Art: SR3 looks very good in my opinion for this type of game. I am not a graphics snob so my only concern was with whether any of the art detracted from the overall theme or experience. The character clothing was fairly limited. There were numerous items I would not even consider. Although to each their own... hopefully someone out there actually likes what some artist poured their time into. The character creation was extensive. Unfortunately my character looked a bit different once in different lighting. She looked more like an albino than just some pale woman.

Soundtrack: The music of SR3 was fitting and enjoyable. I did not hear anything that I am a new fan of, but did not find the music grating either. Only rarely would I change the radio station specifically because I did not want to hear a song.

Gameplay: SR3 consists of core storyline missions and a number of side missions/activities to earn money. Money is used mostly to buy upgrades to make the game easier/more fun. You can also buy ammunition which is critical because you will be using a lot! In the beginning of the game you can fairly regularly afford to purchase upgrades to weapons making the experience completely different (easier!). The explosive shells in the pistol seemed like a must in my opinion. For the most part SR3 plays like GTA with a slightly different feel. The driving takes a bit to get used to and in the end works fine (unlike Just Cause 2!). My only complaint would be that the non-helicopter airborne vehicles are way too slow. The VTOL (a jet) feels like it moves like a car. (Jets can go 70mph max right?)

Gut: SR3 is a lot of fun and delivers a unique and rarely frustrating experience. The soundtrack is fitting and provides a good backdrop both in scripted form and randomly.

My playthrough blog:

Saturday, January 28, 2012

RAGE [Game][PC]

Amount Completed: Main story completed and most of the races won. (enough to get all the vehicle upgrades)

Story: RAGE follows the story of a character waking up in a post-apocalyptic world. You soon learn that your character is supposed to be one of many people intended to restore the planet. The plot is very straightforward and without much depth or any twists whatsoever. The Authority represents the ultimate evil in the world throughout. They represent a powerful group bent on … I have no idea (seriously, I have no idea why the Authority exists). Unfortunately without any character representing the authority, beyond the random soldiers you fight against it, the enemy is faceless and actually presents little threat to your “acquaintances” throughout the game. Nothing bad happens to any character you could even remotely care for.

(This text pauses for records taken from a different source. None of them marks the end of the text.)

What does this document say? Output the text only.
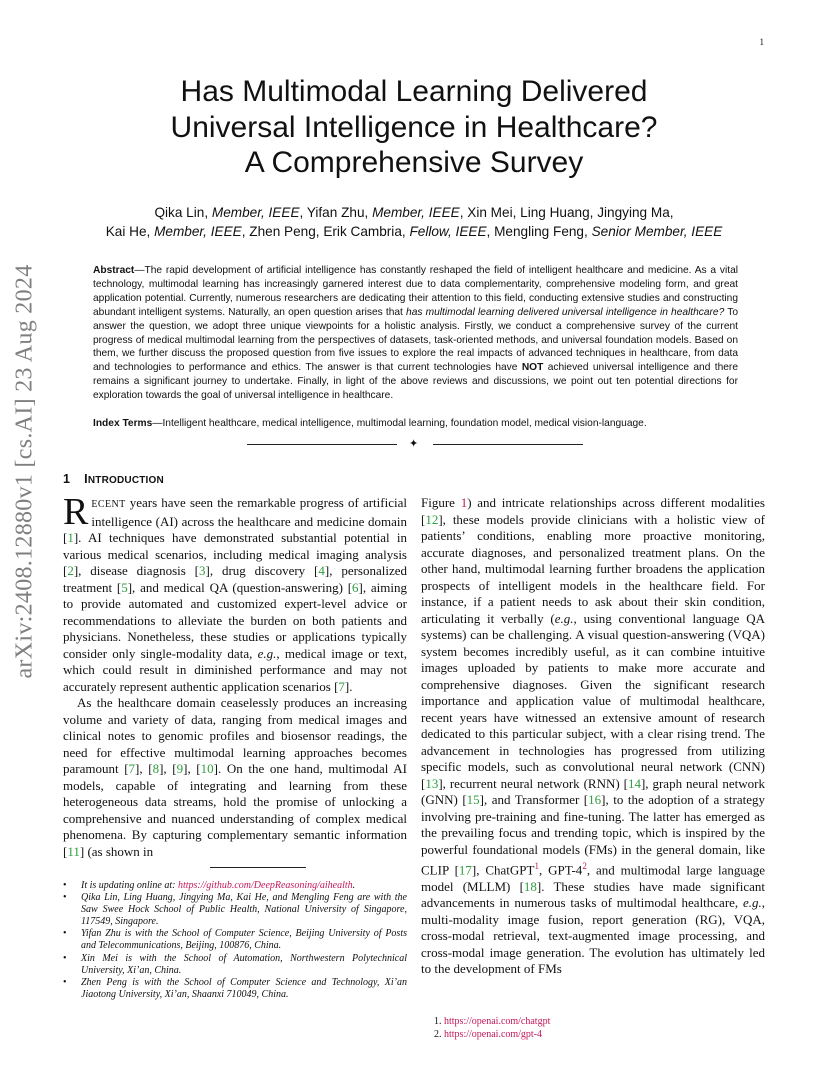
1
arXiv:2408.12880v1 [cs.AI] 23 Aug 2024
Has Multimodal Learning Delivered
Universal Intelligence in Healthcare?
A Comprehensive Survey
Qika Lin, Member, IEEE, Yifan Zhu, Member, IEEE, Xin Mei, Ling Huang, Jingying Ma,
Kai He, Member, IEEE, Zhen Peng, Erik Cambria, Fellow, IEEE, Mengling Feng, Senior Member, IEEE
Abstract—The rapid development of artificial intelligence has constantly reshaped the field of intelligent healthcare and medicine. As a vital technology, multimodal learning has increasingly garnered interest due to data complementarity, comprehensive modeling form, and great application potential. Currently, numerous researchers are dedicating their attention to this field, conducting extensive studies and constructing abundant intelligent systems. Naturally, an open question arises that has multimodal learning delivered universal intelligence in healthcare? To answer the question, we adopt three unique viewpoints for a holistic analysis. Firstly, we conduct a comprehensive survey of the current progress of medical multimodal learning from the perspectives of datasets, task-oriented methods, and universal foundation models. Based on them, we further discuss the proposed question from five issues to explore the real impacts of advanced techniques in healthcare, from data and technologies to performance and ethics. The answer is that current technologies have NOT achieved universal intelligence and there remains a significant journey to undertake. Finally, in light of the above reviews and discussions, we point out ten potential directions for exploration towards the goal of universal intelligence in healthcare.
Index Terms—Intelligent healthcare, medical intelligence, multimodal learning, foundation model, medical vision-language.
✦
1 INTRODUCTION

R ECENT years have seen the remarkable progress of artificial intelligence (AI) across the healthcare and medicine domain [1]. AI techniques have demonstrated substantial potential in various medical scenarios, including medical imaging analysis [2], disease diagnosis [3], drug discovery [4], personalized treatment [5], and medical QA (question-answering) [6], aiming to provide automated and customized expert-level advice or recommendations to alleviate the burden on both patients and physicians. Nonetheless, these studies or applications typically consider only single-modality data, e.g., medical image or text, which could result in diminished performance and may not accurately represent authentic application scenarios [7].

As the healthcare domain ceaselessly produces an increasing volume and variety of data, ranging from medical images and clinical notes to genomic profiles and biosensor readings, the need for effective multimodal learning approaches becomes paramount [7], [8], [9], [10]. On the one hand, multimodal AI models, capable of integrating and learning from these heterogeneous data streams, hold the promise of unlocking a comprehensive and nuanced understanding of complex medical phenomena. By capturing complementary semantic information [11] (as shown in

Figure 1) and intricate relationships across different modalities [12], these models provide clinicians with a holistic view of patients’ conditions, enabling more proactive monitoring, accurate diagnoses, and personalized treatment plans. On the other hand, multimodal learning further broadens the application prospects of intelligent models in the healthcare field. For instance, if a patient needs to ask about their skin condition, articulating it verbally (e.g., using conventional language QA systems) can be challenging. A visual question-answering (VQA) system becomes incredibly useful, as it can combine intuitive images uploaded by patients to make more accurate and comprehensive diagnoses. Given the significant research importance and application value of multimodal healthcare, recent years have witnessed an extensive amount of research dedicated to this particular subject, with a clear rising trend. The advancement in technologies has progressed from utilizing specific models, such as convolutional neural network (CNN) [13], recurrent neural network (RNN) [14], graph neural network (GNN) [15], and Transformer [16], to the adoption of a strategy involving pre-training and fine-tuning. The latter has emerged as the prevailing focus and trending topic, which is inspired by the powerful foundational models (FMs) in the general domain, like CLIP [17], ChatGPT$^1$, GPT-4$^2$, and multimodal large language model (MLLM) [18]. These studies have made significant advancements in numerous tasks of multimodal healthcare, e.g., multi-modality image fusion, report generation (RG), VQA, cross-modal retrieval, text-augmented image processing, and cross-modal image generation. The evolution has ultimately led to the development of FMs

• It is updating online at: https://github.com/DeepReasoning/aihealth.
• Qika Lin, Ling Huang, Jingying Ma, Kai He, and Mengling Feng are with the Saw Swee Hock School of Public Health, National University of Singapore, 117549, Singapore.
• Yifan Zhu is with the School of Computer Science, Beijing University of Posts and Telecommunications, Beijing, 100876, China.
• Xin Mei is with the School of Automation, Northwestern Polytechnical University, Xi’an, China.
• Zhen Peng is with the School of Computer Science and Technology, Xi’an Jiaotong University, Xi’an, Shaanxi 710049, China.
1. https://openai.com/chatgpt
2. https://openai.com/gpt-4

At one point the Authority takes a punk of a city leader and it has no effect on the game at all. It is just another event in a mostly bland string of events. The plot moves along slowly and has no climax. There's a conclusion at the end but it is so quick and lacking in any substance that they obviously are planning some kind of sequel.

Art: The art of RAGE does a fine job of immersing the player. As expected the post apocalyptic world is really dirty and generally bland. A couple of minor things pop in the game but for the most part I did not ever find myself admiring the artwork. The characters look good and unfortunately are backed up with no depth worthy of the visual.

Gameplay: RAGE plays like a standard shooter with lots of inventory items to play with to make your experience a bit less than just an outright shooter. Unfortunately the combat just did not feel very good. Many of the enemies seemed to take way too many shots to take down. How many head-shots should it really take? I saw this less as a sign of difficulty and more as a sign of making the player spend in-game currency on ammo in huge quantities. Also the enemies feedback to being shot felt strange. In some cases they seemed delayed taking the shot as though the game was waiting to finish a previous animation before acknowledging the hit. The car combat was simple and worked reasonably well fortunately.

Gut: If you just love high resolution neat graphics, and not much else, than maybe RAGE is for you. If you play the game with any expectations beyond a fairly generic shooter with a bit of car combat you will be disappointed.